Le lehendakari, Imanol Pradales, a jugé "répréhensible et inacceptable" que la présidente de la Communauté de Madrid, Isabel Díaz Ayuso, ait "grossièrement" manipuléses propos pour dénoncer les menaces. Tour lui a demandé le respect de l'identité, de la langue et de la personnalité, Ayuso a déclaré qu'il "contredisait la politique".
Il a ainsi fait référence aux déclarations d'Ayuso selon lesquelles Pradales lui avait dit "Ayuso entzun, pim, pam, pum" et avait lancé des slogans contre lui, comme le faisait autrefois l'entourage de l'ETA pour désigner les personnes. Le lehendakari lui-même a dit "Ayuso entzun, Euskadi euskaldun (Ayuso escucha, Euskadi euskaldun)", faisant allusion au fait que la Communauté autonome basque est basque.
Interviewé à Radio Popular-Herri Irratia, Imanol Pradales a déclaré qu'il n'avait « jamais » voulu mettre Mme Ayuso « mal à l'aise » dans son discours de l'Alderdi Eguna.
"J' étais en train de faire une demande publique de défense de l'euskara et de respect de notre langue, et je suis vraiment désolé si cela l'a mis mal à l'aise. De toute façon, en politique tout ne vaut pas, dans la vie tout ne vaut pas.
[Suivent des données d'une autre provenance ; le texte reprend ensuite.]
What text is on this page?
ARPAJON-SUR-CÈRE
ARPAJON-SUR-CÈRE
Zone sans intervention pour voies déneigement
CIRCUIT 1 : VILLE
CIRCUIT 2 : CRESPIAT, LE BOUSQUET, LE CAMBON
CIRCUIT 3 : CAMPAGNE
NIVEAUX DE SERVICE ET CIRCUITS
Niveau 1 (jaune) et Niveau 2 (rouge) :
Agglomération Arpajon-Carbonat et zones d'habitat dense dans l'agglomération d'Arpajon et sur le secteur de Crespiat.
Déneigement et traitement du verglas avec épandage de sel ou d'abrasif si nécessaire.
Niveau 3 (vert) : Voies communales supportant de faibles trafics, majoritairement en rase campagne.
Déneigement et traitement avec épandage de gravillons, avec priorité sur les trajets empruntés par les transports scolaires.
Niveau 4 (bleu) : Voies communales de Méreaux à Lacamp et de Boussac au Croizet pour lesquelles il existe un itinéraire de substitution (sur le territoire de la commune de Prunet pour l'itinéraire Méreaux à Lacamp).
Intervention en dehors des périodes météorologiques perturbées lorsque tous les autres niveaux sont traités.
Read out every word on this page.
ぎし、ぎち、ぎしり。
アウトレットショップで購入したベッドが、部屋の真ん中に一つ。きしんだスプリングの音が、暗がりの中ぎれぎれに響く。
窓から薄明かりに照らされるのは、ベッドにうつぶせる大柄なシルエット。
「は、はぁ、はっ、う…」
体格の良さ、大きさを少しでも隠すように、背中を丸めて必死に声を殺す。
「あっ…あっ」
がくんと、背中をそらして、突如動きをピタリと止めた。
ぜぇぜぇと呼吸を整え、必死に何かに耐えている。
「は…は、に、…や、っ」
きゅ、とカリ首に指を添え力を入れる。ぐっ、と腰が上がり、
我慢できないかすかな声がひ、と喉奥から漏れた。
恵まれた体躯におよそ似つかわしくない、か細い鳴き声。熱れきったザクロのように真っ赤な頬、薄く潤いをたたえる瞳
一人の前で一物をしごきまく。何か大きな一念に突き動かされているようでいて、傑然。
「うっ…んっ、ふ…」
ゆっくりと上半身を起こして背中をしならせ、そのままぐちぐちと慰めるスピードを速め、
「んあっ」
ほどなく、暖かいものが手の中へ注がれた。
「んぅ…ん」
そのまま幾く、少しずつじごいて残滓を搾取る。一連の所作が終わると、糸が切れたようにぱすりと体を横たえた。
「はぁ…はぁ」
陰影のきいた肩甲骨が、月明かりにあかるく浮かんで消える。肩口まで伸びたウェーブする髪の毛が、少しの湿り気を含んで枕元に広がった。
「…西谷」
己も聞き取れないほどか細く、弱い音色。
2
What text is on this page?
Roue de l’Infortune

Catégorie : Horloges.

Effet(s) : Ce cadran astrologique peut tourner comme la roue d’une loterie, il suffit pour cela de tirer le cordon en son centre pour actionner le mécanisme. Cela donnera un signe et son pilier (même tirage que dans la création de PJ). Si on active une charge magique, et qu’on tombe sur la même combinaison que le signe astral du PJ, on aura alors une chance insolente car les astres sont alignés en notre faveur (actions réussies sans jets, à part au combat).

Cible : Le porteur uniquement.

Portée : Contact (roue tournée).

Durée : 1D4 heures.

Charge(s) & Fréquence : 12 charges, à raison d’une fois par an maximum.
Je pense que ce que nous avons entendu hier dans cette interview de Mme Ayuso est très triste parce que c'est une façon de comprendre la politique et je ne suis pas d'accord ", a-t-il assuré.
Il a également exprimé son indignation quant à la manière dont ses mots "sont manipulés de manière railleuse", "comment on banalise l'usage de la violence, comment on banalise l'ETA et comment on vise une menace de ma part". "Je pense que c'est scandaleux et inacceptable, et je crois qu'il qualifie Mme Ayuso, qu'il la décrit et qu'il met en évidence le type de politique qu'elle veut mener", a-t-il souligné.
Selon lui, "l'application du manuel anti-politiqueest , pas de politique en majuscules ", et il y croit." Je crois que nous ne sommes pas d'accord, je crois que la majorité de la société basque ne veut pas que ce type de politique arrive en Euskadi, ce n'est pas mon style, et bien sûr je ne tomberai pas dans ce piège malgré la provocation ", a-t-il assuré.
Cependant, il a jugé "très inquiétant et grave", car, "encore une fois", les déclarations delaprésidente de la Communauté de Madrid montrent "un manque total de respect pour la langue basque DA".
C'est pourquoi il a averti qu'il continuerait à "élever la voix chaque fois que l'euskara et l'identité basque ne seront pas respectés" parce que "je suis le président d'Euskadi et je représente un peuple qui a une identité, qui a une langue, que nous voulons qu'elle soit respectée et jamais méprisée ou méprisée".